Is it possible to asynchronously transfer memory from/to GPU with cupy
(or chainer
)?
I'm training a relatively small network with very large data that does not fit into the GPU memory. This data should be kept on CPU memory and provided to GPU for its minibatch calculation sequentially.
The memory transfer time is the dominant bottleneck of this application. I think the asynchronous memory transfer solves this problem, i.e. during the calculation of one minibatch, another minibatch is transferred to GPU in the background.

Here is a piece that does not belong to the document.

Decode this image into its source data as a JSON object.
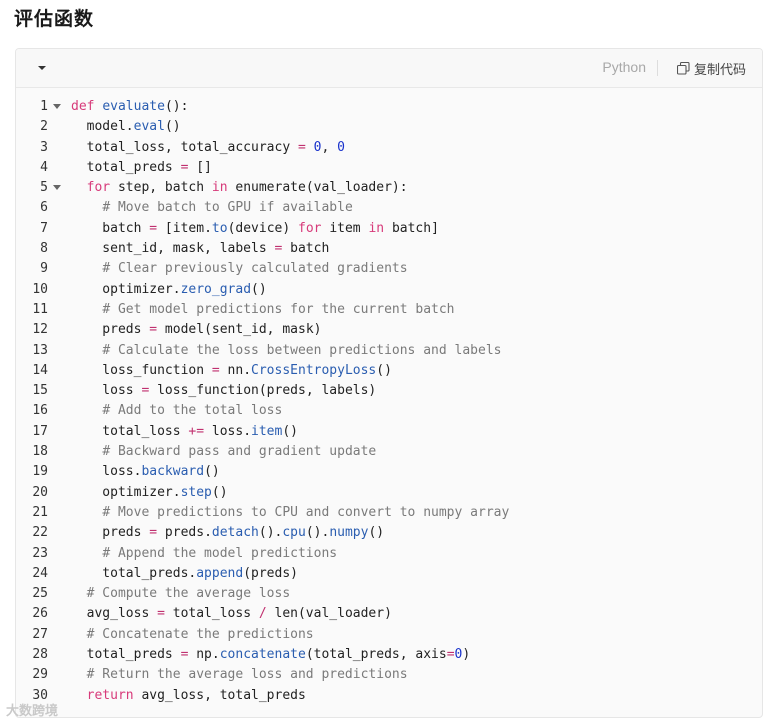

I'm wondering it would be possible with cupy.cuda.Stream
class, but I have no idea yet.
I would appreciate any comments/advice.
EDIT: I thought the following codes makes asynchronous memory transfer, but not.
import numpy as np
import cupy as cp
a_cpu = np.ones((10000, 10000), dtype=np.float32)
b_cpu = np.ones((10000, 10000), dtype=np.float32)
a_stream = cp.cuda.Stream(non_blocking=True)
b_stream = cp.cuda.Stream(non_blocking=True)
a_gpu = cp.empty_like(a_cpu)
b_gpu = cp.empty_like(b_cpu)
a_gpu.set(a_cpu, stream=a_stream)
b_gpu.set(b_cpu, stream=b_stream)
# This should start before b_gpu.set() is finished.
a_gpu *= 2
The nvvp shows the memory transfer takes place sequentially.